Tompolo's Media Advisor, Paul Bebenimibo, said his boss would never apologise to the Avengers for any imagined slight. If not for his present issues with the Federal Government, he (Tompolo) would have gone after them and exposed them.'
That complicates questions about the Avengers' allies or sponsors. Several other militant groups have pledged loyalty to the Buhari government, including Eris Paul aka General Ogunboss and his partner Africanus Ukparasia Tuwonwei aka General Africa, along with political ally Timipre Sylva, a former PDP Governor of Bayelsa who then defected to the APC (AC Vol 56 No 25, Tompolo">Taking down Tompolo).
General Africa has thrown his weight behind President Buhari's government. Another veteran militant, Mujahid Dokubo-Asari, has often been prepared to take on both his own militant counterparts and the government simultaneously but no one has been able to link him to the current round of attacks.
Activists in the Delta now talk of a generational split between leaders such as Tompolo and Africa, who benefited from amnesty programmes and security contracts in the past, and who are publicly arguing that Buhari should be given a chance. That opens the possibility of a three-sided conflict: among the militant groups themselves and with the army's JTF.
Avengers threaten
Agbinibo has talked up the Avengers' fight with Tompolo, with the military and the government: 'If the International oil companies and federal government of Nigeria thinks the Niger Delta Avengers are criminal as they claim and fail to meet our demands, the Niger Delta Avengers are going to activate its elite unit, code name Strike Team 1. The International Oil Companies will be our first target, all oil facilities including their offshore platforms eg Bonga FPSO [floating production and storage (vessel)], EA [deepwater] field and their tank farms such as Bonny tank farm, Escravos tank farm and Forcados tank farm.'
The question of who is behind the Avengers and their durability is concentrating minds. Picking a fight with Tompolo and the army at the same time looks audacious, requiring serious finance, access to arms and well-trained fighters. If Ogunboss, Africa and Sylva are not directing the group, only a few gang leaders have the technical know-how and chutzpah for such a role.
Some of the wildest theories are in play: the most intriguing is that the Avengers are a mercenary army, financed by wealthy and discredited politicians from President Goodluck Jonathan's ousted government. Accordingly, the group's main aim is to disrupt production and drive up the price of oil from which its sponsors stand to make tens of millions on the futures market.

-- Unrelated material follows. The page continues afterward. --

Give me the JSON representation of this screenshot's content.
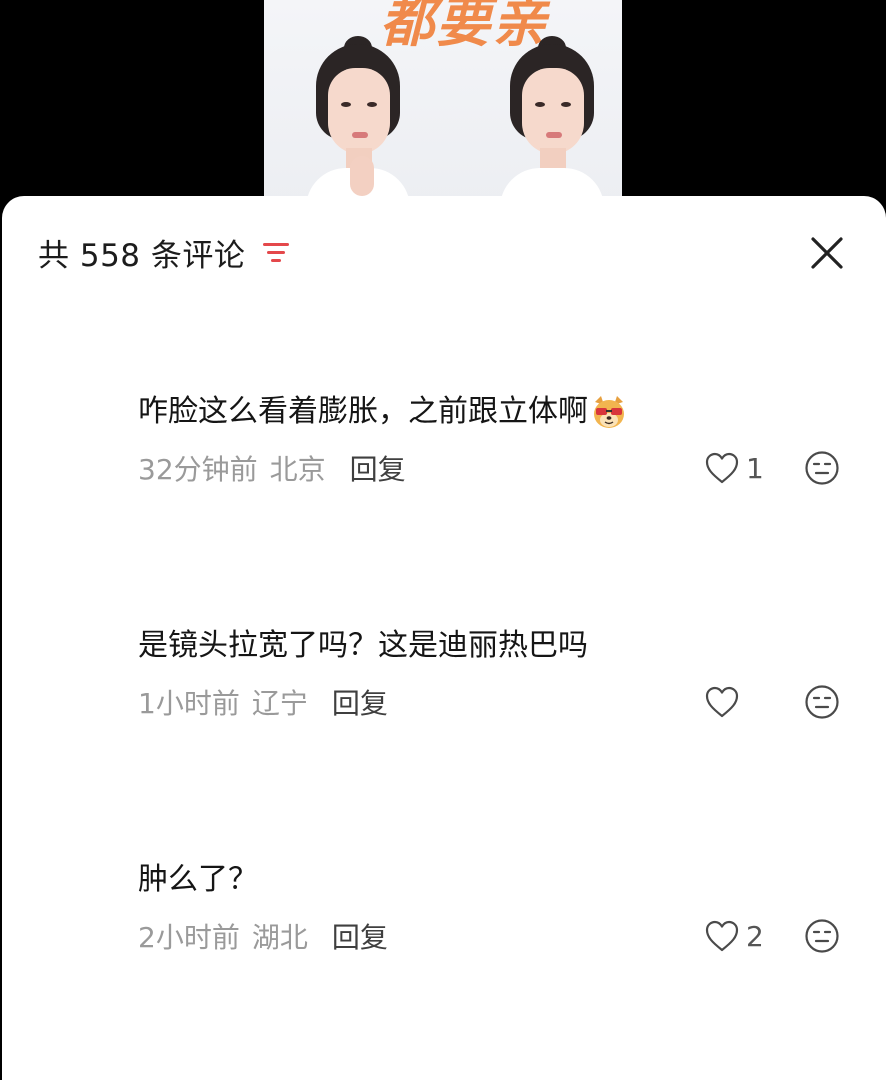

A more mundane explanation is that the Avengers are simply laying down a marker for the government: that the South-South and the south-east will not succumb to military force but are willing to negotiate. Given Buhari's track record as a military leader, that might seem a risky bet. However, there are signs that the retired general has stepped back, for now, from his declaration in April that the Avengers and other Delta militant groups would meet the same level of military force as Boko Haram in the north did.
Some leading activists in the Delta as well as oil company bosses have been called in to meet officials in Abuja and there is talk of restructuring the amnesty programme and issuing more but smaller pipeline security contracts. Although Buhari has beefed up the military considerably over the past year, oil industry experts say it would be impossible for soldiers to guard the pipeline network which snakes across the Delta. Instead, the government is being advised to open discussions with community and militant leaders to try to negotiate a new security arrangement in the Delta. The stakes – the security of the country's oil and gas industry – are high and any sort of regional deal would be a bitter pill for Abuja to swallow. As a temporary fix, at least, it might offer the fastest way to restore some security to the Delta and some dynamism to the national economy.